In fact the probabilities of loss are lower than your illustration due to rampant insurance fraud. If the claims ratio is 70% but a significant proportion of the claims are fraudulent then the claims ratio for honest punters is less than 70%……maybe nearer 50% and that is then the true probability of a genuine claim being needed. The honest punter has to carry the expense ratio, the insurance co profit and the cost of the fraudulent pay-outs too.
Nice posting.
From the other side of the coin, I’ve often thought that providing insurance is the second best business model ever invented. The best being running a lottery. I would dearly love to run a lottery, but its illegal unfortunately.
Great point. I think this is particularly true for ‘casual insurance’ (e.g. mobile phone, bike, some forms of travel insurance). You can inadvertently end up providing coverage for people that take less care of their belongings because they have insurance.

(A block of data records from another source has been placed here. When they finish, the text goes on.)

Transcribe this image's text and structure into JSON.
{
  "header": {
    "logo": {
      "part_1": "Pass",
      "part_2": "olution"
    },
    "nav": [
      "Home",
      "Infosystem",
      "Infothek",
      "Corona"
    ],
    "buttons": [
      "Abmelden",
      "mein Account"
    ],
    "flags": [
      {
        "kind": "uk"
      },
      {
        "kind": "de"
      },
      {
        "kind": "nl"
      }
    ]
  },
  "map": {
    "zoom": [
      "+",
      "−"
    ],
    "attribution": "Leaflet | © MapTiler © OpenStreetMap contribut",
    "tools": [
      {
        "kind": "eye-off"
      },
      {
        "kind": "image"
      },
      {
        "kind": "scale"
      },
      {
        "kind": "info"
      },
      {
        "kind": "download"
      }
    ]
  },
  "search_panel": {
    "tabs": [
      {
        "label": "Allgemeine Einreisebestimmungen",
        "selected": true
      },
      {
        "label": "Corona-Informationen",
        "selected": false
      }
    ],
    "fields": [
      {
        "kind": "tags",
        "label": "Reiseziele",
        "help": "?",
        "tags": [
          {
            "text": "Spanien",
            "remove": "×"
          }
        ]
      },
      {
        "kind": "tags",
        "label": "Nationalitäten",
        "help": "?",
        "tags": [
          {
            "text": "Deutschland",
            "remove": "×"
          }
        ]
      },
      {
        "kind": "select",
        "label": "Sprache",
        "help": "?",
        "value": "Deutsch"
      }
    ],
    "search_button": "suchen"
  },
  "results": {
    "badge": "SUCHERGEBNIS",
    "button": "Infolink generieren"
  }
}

I would much rather take the (limited) risk and invest the premium.
The loss ratio will be a lot higher than 70 per cent. on motor. Most of the money they make on motor won’t be on underwriting anyway, but on peripherals like car hire, legal expenses insurance, referral fees (where allowed) so it can run much higher.
You’ll probably find too that 3rd party only cover is more expensive than fully comprehensive as the risk profile of those who seek it is generally much higher and the premiums loaded accordingly. So, while the theory is good, achieving the benefits the author argues for (in motor if not the others) is difficult practically.
Some nice points here. I’ve been a big fan of Third Party only car insurance (i.e. the minimum legal requirement) for a long time now. Of course you can reduce the chances of theft to virtually nil by driving a cheap, undesirable car which helps reduce the risk of loss further.
Good post Lars and something I’m already on board with. Only get insurance when:
1) You’re higher risk than the insurance company thinks (this is rare, they tend to do their homework)
2) For losses you can’t afford (as you mentioned)
The key problem for me is that insurance is often all or nothing. Comprehensive car insurance is often, counter-intuitively, cheaper than 3rd party. And whilst I could afford to lose a TV or laptop, I would struggle if everything in my house was stolen or burnt down. The solution should be contents insurance with a high excess, but many places won’t go higher than £500.
Absolutely spot on, I follow this philosophy. One exception is car insurance, which in the UK is compulsory, and the price difference between 3rd-party-only and comprehensive is either negligible or reversed (i.e. 3rd-party-only is more expensive) — I think the reasoning is that someone who wants 3rd-party-only insurance won’t take good care of their car, and are therefore a higher risk.
Very good article. There seem so many different types of insurance just designed to give a feeling of security when there was no need to worry in the first place. My pet hate at the moment is gap insurance, only pay out IF you have an accident and IF your new car is written off. Chances of that for a new car seem pretty slim to me and I’d always assume a car depreciates anyway.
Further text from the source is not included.